Éramos umas dezenas de pessoas e outros tantos sorrisos, e outros tantos olhares brilhantes. E outros tantos ouvidos atentos. Entre eles, eu, olhando, ouvindo, cantando e sorrindo, porque estava entre gente ali reunida pela poesia, pela História, pelo sonho.
«Pelo sonho é que vamos», escreveu Sebastião da Gama, poeta que apenas sonhava, como José Régio, poetando, apenas negava. Estávamos ali com palavras, em prosa e verso, que falavam (e falam! E hão-de, sempre falar!) de um sonho possível. Não, Sebastião, desculpa. Não vamos pelo sonho «comovidos e mudos»: clamamos! Não José Régio, desculpa. Afirmas «não vou por aí» mas antecipas «não sei para onde vou». Nós estávamos ali com as palavras de um sonho realizável genialmente escritas por Neruda. Jorge Amado vem por acréscimo e ainda bem, mas a noite era de um Pablo que, vendo-se ao espelho, disse: «confesso que vivi!», vivendo o sonho mas lutando por ele.

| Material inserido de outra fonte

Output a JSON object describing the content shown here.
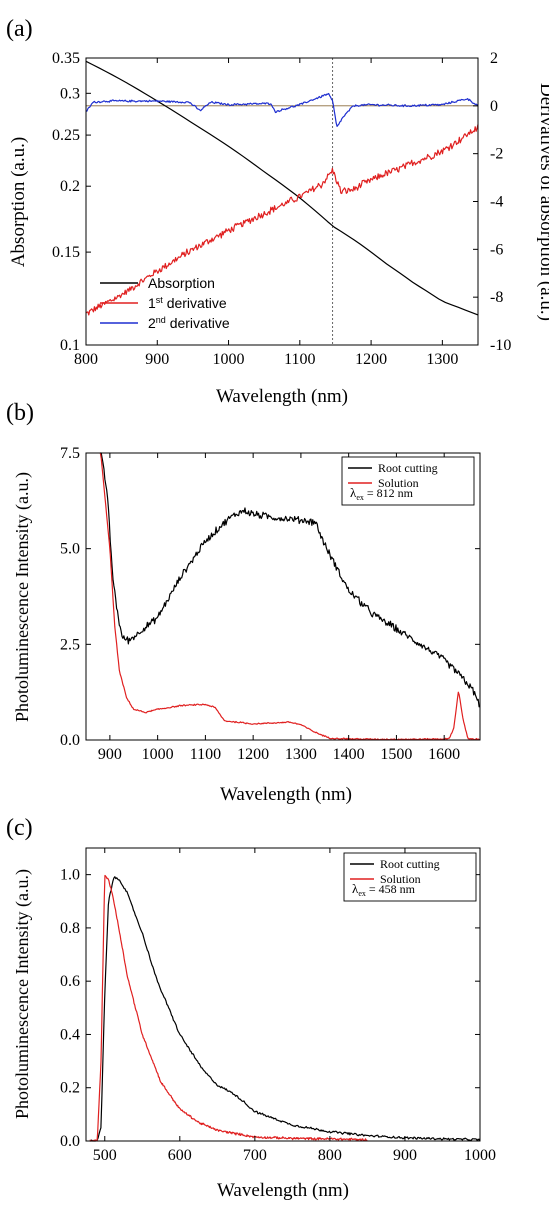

Tudo isto vem a propósito de uma noite de tributo a Pablo Neruda, num Centro de Trabalho do PCP. Olhei em volta, reparei numa plateia na qual os jovens tinham presença acentuada e predominante, nas tarefas de contentar pedidos no balcão, fazer coro nas cantigas, emprestar a voz na leitura de poemas.
Ali, como em outros lugares, a começar pelo grupo parlamentar na Assembleia da República, via-se bem que o PCP é um partido de «velhos» decrépitos, decadentes, ultrapassados. Velho serei eu e mal o sinto. Como senti-lo vendo-me rodeado de gente nova, gente boa, bonita e militante?
E foi assim, sorrindo-me, que saí, no fim da festa, mais aconchegado. Não resisti e dei um piscar de olhos, agradecido, a Pablo Neruda.